The concept of near subsistence income is robust to aggregating smaller individuals into larger individuals. However you group or divide very poor folk, they remain very poor.

Comment author: Johnicholas 27 September 2009 01:04:29AM 1 point [-]

Very well, at what level is the earth now? At subsistence, above, or below?

Comment author: RobinHanson 27 September 2009 03:41:44AM 0 points [-]

I said at OB; median is 5-10 times, mean is about 20 times.

Comment author: Johnicholas 27 September 2009 04:45:53AM 4 points [-]

I can't find the post on OB that you're referring to, otherwise I would reply there.

Do these (5-20) figures disagree with estimates that humanity is consuming more "ecological services" than the rest of Earth's ecology can renew?

http://en.wikipedia.org/wiki/Ecological_footprint

I'm just trying to understand how you compute "income" and "subsistence" for entities like "earth as a whole". From your tone it ought to be easy, but there isn't really money, or trade, at this level of organization.

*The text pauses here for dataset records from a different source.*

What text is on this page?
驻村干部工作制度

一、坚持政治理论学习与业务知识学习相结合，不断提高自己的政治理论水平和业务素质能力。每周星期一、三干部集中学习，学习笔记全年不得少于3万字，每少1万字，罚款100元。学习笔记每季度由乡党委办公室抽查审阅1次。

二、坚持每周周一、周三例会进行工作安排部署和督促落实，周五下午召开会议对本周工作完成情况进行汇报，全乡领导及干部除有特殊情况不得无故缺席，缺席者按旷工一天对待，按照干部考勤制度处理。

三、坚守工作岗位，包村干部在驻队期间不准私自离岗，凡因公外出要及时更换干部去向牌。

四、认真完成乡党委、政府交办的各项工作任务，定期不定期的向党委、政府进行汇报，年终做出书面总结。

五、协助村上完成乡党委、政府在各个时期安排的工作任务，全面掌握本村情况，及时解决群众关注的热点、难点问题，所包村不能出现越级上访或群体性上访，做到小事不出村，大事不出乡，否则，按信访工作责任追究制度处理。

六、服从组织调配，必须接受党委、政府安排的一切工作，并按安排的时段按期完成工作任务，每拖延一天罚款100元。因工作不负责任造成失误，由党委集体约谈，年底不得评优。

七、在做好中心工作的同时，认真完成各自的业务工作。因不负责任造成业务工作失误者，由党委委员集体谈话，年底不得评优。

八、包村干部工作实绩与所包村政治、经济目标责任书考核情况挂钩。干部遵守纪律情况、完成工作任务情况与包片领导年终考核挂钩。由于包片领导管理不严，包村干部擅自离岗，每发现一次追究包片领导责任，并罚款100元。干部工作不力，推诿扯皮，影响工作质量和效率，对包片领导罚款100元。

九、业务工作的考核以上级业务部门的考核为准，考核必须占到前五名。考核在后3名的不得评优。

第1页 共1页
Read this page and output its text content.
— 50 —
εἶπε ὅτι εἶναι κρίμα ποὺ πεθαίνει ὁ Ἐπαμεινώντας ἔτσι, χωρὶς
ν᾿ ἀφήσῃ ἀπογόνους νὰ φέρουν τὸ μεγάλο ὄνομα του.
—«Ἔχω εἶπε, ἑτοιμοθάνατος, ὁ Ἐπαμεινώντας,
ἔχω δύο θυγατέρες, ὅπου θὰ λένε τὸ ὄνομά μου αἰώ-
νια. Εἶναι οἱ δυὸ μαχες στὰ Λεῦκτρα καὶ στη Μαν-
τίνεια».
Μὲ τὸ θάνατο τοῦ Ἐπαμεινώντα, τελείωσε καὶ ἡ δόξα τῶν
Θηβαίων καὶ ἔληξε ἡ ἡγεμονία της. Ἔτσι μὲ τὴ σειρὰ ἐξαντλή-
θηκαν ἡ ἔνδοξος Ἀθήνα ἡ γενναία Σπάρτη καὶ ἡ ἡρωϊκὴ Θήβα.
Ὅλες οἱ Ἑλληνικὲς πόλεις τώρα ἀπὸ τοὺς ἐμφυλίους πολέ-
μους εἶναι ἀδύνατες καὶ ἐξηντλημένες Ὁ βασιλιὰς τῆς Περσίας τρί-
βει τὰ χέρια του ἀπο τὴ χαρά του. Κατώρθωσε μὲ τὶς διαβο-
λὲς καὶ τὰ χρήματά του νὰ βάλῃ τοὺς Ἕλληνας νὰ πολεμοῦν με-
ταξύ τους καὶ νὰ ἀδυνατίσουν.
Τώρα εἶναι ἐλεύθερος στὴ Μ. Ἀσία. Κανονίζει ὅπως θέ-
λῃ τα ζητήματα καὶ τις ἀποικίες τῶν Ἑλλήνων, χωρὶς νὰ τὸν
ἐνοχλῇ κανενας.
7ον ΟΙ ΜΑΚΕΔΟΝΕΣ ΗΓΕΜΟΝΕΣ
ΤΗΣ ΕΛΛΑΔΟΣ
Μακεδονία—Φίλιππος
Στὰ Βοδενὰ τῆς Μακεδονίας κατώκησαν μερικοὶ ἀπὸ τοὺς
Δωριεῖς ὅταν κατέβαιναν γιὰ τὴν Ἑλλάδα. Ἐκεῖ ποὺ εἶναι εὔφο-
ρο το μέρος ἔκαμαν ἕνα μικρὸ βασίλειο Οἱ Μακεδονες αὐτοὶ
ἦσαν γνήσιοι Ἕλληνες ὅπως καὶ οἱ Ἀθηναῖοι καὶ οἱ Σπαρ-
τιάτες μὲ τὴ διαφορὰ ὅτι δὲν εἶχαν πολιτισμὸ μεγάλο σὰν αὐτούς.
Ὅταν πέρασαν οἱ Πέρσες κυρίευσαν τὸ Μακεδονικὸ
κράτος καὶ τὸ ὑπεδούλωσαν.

Earth as a whole doesn't buy things from other entities, not with money, nor with barter, so I don't see how to compute those numbers. The best parallel I can see between human-scale economics and earth-scale is "sustainability". If a human's income exceeds subsistence, then I'd say they were in a good situation regarding sustainability. However, the ecological-footprint figures argue that earth as a whole is in a bad situation regarding sustainability.

Comment author: RobinHanson 27 September 2009 03:56:08PM 0 points [-]

The usual methods use market prices, which of course would not be available if the Earth had no internal smaller units trading.